A planning application for a 30 turbine wind farm between the villages of Llanbrynmair and Llanerfyl (Powys), was submitted to the Department of Energy and Climate Change (DECC) in 2009 by Renewable Energy Systems (RES) Ltd. An objection was received from Powys County Council (PCC) in September 2012. The objection and subsequent refusal triggered a Public Inquiry, which was conjoined with four other applications for wind farm projects in Powys and an overhead grid connection line.
In response to consultee feedback on the Ecological Impact Assessment (EcIA), Supplementary Environmental Information (SEI), including information relating to bats, was provided to accompany the application.
BSG Ecology’s role in the project
BSG Ecology was appointed by RES in 2013 to examine the ecological reasons for refusal and to resolve outstanding objections in relation to potential impacts on bats for both the wind farm and the access route. BSG was not involved in the site prior to planning permission for the application being refused.

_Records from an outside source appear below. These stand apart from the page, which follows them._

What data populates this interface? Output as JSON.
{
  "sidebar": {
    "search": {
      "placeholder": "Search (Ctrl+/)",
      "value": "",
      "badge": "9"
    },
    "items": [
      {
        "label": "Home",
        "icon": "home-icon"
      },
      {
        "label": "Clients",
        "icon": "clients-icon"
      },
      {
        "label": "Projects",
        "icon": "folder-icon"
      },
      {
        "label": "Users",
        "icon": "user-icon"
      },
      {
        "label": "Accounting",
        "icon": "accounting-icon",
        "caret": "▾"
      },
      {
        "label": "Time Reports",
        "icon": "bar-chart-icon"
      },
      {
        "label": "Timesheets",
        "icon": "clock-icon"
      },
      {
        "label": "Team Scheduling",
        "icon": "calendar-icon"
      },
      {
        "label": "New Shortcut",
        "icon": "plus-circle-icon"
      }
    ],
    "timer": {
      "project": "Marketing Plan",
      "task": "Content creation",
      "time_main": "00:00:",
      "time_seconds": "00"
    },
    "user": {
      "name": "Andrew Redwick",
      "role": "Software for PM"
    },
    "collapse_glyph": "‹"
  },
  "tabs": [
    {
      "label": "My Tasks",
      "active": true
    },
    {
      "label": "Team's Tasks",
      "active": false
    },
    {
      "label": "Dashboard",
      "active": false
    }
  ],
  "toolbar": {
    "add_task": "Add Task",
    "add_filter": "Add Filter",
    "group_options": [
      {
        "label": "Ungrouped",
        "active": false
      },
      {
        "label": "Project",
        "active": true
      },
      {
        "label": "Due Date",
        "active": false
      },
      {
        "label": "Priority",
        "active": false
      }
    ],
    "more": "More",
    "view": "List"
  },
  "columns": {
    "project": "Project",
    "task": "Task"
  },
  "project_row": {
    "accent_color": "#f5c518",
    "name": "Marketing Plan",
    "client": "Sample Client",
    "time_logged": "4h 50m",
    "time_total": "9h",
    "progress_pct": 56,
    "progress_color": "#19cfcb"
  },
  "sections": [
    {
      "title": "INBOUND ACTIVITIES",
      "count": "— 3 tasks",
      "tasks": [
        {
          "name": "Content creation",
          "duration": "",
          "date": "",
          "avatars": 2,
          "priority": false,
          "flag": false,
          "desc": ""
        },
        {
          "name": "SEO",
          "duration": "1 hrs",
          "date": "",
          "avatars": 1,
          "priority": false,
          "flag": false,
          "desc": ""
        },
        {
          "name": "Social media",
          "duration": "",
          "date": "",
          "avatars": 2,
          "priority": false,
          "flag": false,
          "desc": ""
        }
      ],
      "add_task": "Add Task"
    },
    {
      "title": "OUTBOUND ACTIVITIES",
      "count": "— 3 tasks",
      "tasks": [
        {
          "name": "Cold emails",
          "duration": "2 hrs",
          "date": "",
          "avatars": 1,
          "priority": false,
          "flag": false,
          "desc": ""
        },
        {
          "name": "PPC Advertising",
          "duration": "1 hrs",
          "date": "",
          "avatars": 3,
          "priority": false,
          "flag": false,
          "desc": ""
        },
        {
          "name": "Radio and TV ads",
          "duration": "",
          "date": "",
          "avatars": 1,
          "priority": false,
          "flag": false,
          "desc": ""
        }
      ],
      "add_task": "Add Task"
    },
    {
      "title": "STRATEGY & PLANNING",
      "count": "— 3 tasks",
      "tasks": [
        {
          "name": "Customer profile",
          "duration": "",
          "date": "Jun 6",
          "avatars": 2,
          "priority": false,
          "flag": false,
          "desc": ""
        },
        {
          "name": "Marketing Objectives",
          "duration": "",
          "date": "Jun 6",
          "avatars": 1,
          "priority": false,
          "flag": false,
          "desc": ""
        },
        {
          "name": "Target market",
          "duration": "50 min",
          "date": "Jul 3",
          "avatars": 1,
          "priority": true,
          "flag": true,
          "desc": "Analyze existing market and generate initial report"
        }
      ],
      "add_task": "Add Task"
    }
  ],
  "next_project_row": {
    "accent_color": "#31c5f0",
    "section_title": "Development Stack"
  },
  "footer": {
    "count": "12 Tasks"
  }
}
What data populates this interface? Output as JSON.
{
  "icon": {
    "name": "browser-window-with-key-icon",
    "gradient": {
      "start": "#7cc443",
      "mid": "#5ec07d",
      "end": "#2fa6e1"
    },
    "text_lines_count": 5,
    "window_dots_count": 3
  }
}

BSG Ecology initially reviewed objection letters from nature conservation consultees including Natural Resources Wales (NRW) and PCC. Additional bat surveys were carried out to address gaps in the baseline data set, both at the wind farm site and along the access route from the site to Llanerfyl.
Aims of Additional Survey Work
The aim of the additional bat survey work was to provide an informed basis for NRW and PCC to remove their objection and/or to suggest appropriate planning conditions. Additional surveys were completed between May and August 2013. These included walked transects, automated bat detector surveys, and roost surveys at the wind farm; driven transects, automated bat detector surveys and roost surveys were undertaken along the access route.
BSG Ecology prepared a SEI report that included an updated impact assessment for bats. It was submitted to the Inquiry in October 2013. Having reviewed the bat SEI both PCC and NRW maintained their objections to the scheme.
Provision of Expert Witness Support
Dr Peter Shepherd provided expert witness support in relation to bats during the Public Inquiry. During the pre-Inquiry process, the Bat SEI was scrutinised by Powys County Council (PCC) and Natural Resources Wales (NRW). Although NRW and PCC removed their objections to the wind farm scheme following the agreement of common ground over post-construction monitoring conditions, they objected to the access route proposals through their Proofs of Evidence and subsequent rebuttals of BSG evidence. Both NRW and PCC favoured an option for RES to use the same access route as the adjacent proposed Carnedd Wen Wind Farm, another application being considered as part of the conjoined Public Inquiry, and maintained that the access route proposals would lead to a potentially significant negative impact on roosting and foraging bats. BSG Ecology held a position that impacts on foraging and roosting bats would be minor and temporary.
The Public Inquiry was held between 6 June 2013 and 30 May 2014 in Welshpool, Powys. At Inquiry NRW conceded that there was unlikely to be a significant effect on bats from the access route proposals and common ground was agreed with NRW, although PCC maintained their position. A decision is expected in early 2015.
Public Inquiry Decision and Subsequent Events
The Public Inquiry was held between 6 June 2013 and 30 May 2014 in Welshpool, Powys. At Inquiry NRW conceded that there was unlikely to be a significant effect on bats from the access route proposals and common ground was agreed with NRW, although PCC maintained their position.
The inspector passed his report to the Secretary of State in December 2014 and, in early March 2015, DECC announced that the decision would not be made until the next Parliament. On 7 September 2015, the Secretary of State for Energy and Climate Change refused planning permission for the scheme on visual impact grounds, despite the planning inspector recommending approval in his report. RES requested a judicial review of this decision in October 2015. Subsequently, DECC’s decision was quashed by the High Court on 21 December 2015 and was referred back to the Secretary of State. DECC accepted this decision but had not provided a response at the time of writing (August 2016).